Bay Area Reluctantly Warms Up to On-Ramp Metering

With increasing congestion and freeways built out just about as far as they can go, transportation planners in the San Francisco Bay Area are considering plans to put on-ramp metering lights on many of the area's most congested stretches of freeway.

1 minute read

March 6, 2008, 5:00 AM PST

By Nate Berg


"In an age when building or widening freeways isn't possible or is prohibitively expensive, ramp metering lights are increasingly seen as the path to relieving traffic congestion."

"That's especially true on the Bay Area's most-congested stretch of freeway, Interstate 80 from Hercules to the Bay Bridge Toll Plaza.

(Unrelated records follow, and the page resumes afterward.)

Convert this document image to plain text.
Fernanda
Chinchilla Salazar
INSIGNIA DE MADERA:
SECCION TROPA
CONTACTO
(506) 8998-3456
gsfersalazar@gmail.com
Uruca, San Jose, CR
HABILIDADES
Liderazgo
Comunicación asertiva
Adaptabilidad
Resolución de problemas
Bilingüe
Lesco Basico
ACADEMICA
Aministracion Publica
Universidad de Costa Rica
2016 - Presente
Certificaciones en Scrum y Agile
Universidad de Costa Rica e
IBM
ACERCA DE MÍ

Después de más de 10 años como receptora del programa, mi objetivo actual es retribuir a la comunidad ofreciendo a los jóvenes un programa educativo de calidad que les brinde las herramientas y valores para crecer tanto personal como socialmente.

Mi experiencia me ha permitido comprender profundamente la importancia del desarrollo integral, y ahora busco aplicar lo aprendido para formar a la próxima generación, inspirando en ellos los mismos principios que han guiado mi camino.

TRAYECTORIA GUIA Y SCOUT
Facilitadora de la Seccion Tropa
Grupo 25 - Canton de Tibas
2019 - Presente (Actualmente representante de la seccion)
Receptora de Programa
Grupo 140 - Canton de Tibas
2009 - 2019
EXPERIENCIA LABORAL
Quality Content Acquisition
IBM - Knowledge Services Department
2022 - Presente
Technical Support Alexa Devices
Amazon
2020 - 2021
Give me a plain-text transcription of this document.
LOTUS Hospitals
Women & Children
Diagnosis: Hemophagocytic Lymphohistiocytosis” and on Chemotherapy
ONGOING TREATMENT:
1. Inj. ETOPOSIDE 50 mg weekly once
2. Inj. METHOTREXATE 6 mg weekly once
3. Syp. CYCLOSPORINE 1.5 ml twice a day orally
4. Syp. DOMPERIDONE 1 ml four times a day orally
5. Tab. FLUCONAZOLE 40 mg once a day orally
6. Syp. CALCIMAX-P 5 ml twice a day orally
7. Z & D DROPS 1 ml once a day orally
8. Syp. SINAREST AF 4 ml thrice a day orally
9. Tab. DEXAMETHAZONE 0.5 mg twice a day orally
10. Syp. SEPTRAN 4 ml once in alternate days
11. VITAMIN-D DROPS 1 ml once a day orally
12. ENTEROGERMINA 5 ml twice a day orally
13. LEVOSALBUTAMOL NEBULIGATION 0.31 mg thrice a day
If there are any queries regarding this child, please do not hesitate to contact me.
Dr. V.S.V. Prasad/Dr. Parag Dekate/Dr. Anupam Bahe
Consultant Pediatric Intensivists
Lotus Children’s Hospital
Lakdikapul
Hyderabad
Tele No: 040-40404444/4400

Traffic engineers are planning to make the on-again, off-again traffic signals the linchpin of an $88 million plan to squeeze the maximum efficiency out of the interstate, which can't be widened without destroying the swath of civilization built up against its noise barriers."

"But even 45 years after the first ramp metering was tested by police officers waving traffic onto Chicago's Eisenhower Expressway, some Bay Area officials are still skittish about impeding freeway access."

"'It's been kind of an uphill struggle in the Bay Area,' said Albert Yee, director of Highway and Arterial Operations for the Metropolitan Transportation Commission. While the commission is attempting to promote and finance a $600 million area-wide system favoring more metering lights to help move traffic more efficiently, some officials in Contra Costa have resisted the effort."